Leilah engoliu a raiva, assentindo rigidamente, seus dentes rangendo audivelmente enquanto forçava os músculos do pescoço a relaxarem. Depois de um silêncio tenso, pontuado pelo sussurro do vento através das rochas e o ocasional estalo de galhos secos sob os pés, ela perguntou: — E qual é o plano, princesa? Agora que estamos... aqui fora. — Sua voz saiu mais baixa, quase relutante.
Rozaliya hesitou por um microssegundo, o coração acelerando ligeiramente enquanto olhava para o vazio.
— Já imaginava — Rui zombou, parando de repente e falando com os olhos fechados. — A rainha da impulsividade. Deixa eu adivinhar o plano: 1. Sair de Zohan. 2. Achar a espada. 3. Salvar o mundo. Acertei? — Ele ergueu uma sobrancelha.
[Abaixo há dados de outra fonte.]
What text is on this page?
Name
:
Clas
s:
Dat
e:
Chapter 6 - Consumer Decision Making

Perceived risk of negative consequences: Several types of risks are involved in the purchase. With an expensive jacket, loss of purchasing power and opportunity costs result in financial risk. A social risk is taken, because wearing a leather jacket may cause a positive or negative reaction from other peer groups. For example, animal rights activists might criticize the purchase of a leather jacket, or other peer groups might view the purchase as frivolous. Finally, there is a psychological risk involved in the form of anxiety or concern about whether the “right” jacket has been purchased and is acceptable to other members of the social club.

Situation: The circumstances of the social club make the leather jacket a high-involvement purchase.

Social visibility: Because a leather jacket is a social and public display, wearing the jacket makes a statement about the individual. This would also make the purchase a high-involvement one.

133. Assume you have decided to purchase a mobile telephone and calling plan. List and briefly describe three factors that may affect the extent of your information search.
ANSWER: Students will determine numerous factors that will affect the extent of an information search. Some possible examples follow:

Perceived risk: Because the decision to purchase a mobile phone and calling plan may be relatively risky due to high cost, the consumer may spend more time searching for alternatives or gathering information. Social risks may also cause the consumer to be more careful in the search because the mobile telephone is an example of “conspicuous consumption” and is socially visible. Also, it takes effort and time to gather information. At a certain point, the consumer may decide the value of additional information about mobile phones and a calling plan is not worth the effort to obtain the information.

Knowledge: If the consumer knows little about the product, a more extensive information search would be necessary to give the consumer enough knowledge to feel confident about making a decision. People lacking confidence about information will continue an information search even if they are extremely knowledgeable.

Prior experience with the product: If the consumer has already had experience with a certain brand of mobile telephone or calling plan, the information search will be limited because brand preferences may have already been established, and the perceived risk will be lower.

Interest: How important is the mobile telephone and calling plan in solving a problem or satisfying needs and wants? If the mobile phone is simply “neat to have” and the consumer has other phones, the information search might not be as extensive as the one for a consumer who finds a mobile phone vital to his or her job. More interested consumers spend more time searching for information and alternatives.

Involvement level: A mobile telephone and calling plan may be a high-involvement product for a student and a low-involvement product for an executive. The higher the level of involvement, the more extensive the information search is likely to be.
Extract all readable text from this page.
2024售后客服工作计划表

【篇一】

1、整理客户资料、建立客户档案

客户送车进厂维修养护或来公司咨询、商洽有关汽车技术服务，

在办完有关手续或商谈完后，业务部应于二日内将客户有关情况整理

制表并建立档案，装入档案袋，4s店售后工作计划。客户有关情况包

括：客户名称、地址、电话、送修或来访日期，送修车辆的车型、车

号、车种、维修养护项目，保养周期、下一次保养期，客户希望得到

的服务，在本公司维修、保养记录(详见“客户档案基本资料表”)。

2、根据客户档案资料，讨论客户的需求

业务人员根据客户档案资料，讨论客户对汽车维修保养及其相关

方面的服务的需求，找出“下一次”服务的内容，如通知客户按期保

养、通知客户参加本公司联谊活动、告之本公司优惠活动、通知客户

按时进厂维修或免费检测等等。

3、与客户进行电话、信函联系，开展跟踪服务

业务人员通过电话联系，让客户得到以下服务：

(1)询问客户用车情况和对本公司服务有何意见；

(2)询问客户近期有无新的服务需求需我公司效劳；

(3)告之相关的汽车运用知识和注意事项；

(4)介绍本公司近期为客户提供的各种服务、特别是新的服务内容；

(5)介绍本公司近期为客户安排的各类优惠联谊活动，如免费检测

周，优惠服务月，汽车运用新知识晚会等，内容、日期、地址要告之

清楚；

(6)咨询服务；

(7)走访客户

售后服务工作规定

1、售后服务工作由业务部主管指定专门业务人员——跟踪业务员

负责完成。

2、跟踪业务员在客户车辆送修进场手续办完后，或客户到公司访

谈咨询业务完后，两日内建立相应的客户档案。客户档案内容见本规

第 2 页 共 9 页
— Cale a boca e ouça com atenção! — Rozaliya retrucou, dando um peteleco na testa dele, fazendo Rui piscar surpreso. — Por acaso você não sabe que as mulheres não gostam dos precoces? — Ela riu, um som leve e musical que cortou a tensão remanescente, ecoando pela encosta e atraindo o olhar curioso de um falcão que circulava alto no céu.
Rui ficou vermelho como um pimentão, o calor subindo pelo pescoço até as orelhas, enquanto ele desviava o olhar para o horizonte. — Tomara que você tropece e morra! — ele murmurou, completamente envergonhado.
— Como eu ia dizendo — ela continuou, saboreando a pequena vitória, —, eu sei para onde ir. Passei anos decifrando aquela história. A lenda diz que um antigo herói demônio usou a Murakame para derrotar o Dragão Negro, um Majin que dominava tudo, cuspindo chamas que devoravam céus inteiros e escravizando nações com seu rugido. Antes de morrer, o herói escondeu a espada, mas deixou uma pista para encontrá-la na cidade onde ele começou sua jornada.
Ela fez uma pausa dramática, o silêncio se estendendo enquanto o vento uivava mais forte, carregando o cheiro de árvores distantes e o som abafado de uma cachoeira invisível ecoando de algum vale oculto.
— E qual o nome da cidade? — perguntou Rui, cruzando os braços, seus olhos fixos nela.
Rozaliya sorriu, um pouco sem graça, mordendo o lábio inferior enquanto o rubor subia às suas bochechas, o sol poente pintando sua pele de tons quentes. — Então... essa é a parte que eu não lembro. — Ela deu de ombros, tentando disfarçar a falha com um gesto casual, mas o peso da admissão pairava como uma sombra.
Rui bateu a mão na própria testa, o som ecoando como um tapa autoimposto, enquanto soltava um suspiro longo e sofrido que se misturava ao zumbido dos insetos ao redor. — É claro que não.
— A cidade se chama Sancro — disse Leilah, surpreendendo os dois, sua voz saindo firme e clara. — Meu pai também contava essa história. É para lá que vamos? Fica depois da Floresta-Ossuário.
Rozaliya abriu um sorriso triunfante, como se aquele fosse seu plano o tempo todo, os dentes brancos reluzindo contra o céu, enquanto batia palmas uma vez, o som cortante como um sinal de partida. — Exato! Cidade Sancro! Não temos tempo a perder! — Ela girou nos calcanhares, a trilha agora mergulhando em uma descida íngreme.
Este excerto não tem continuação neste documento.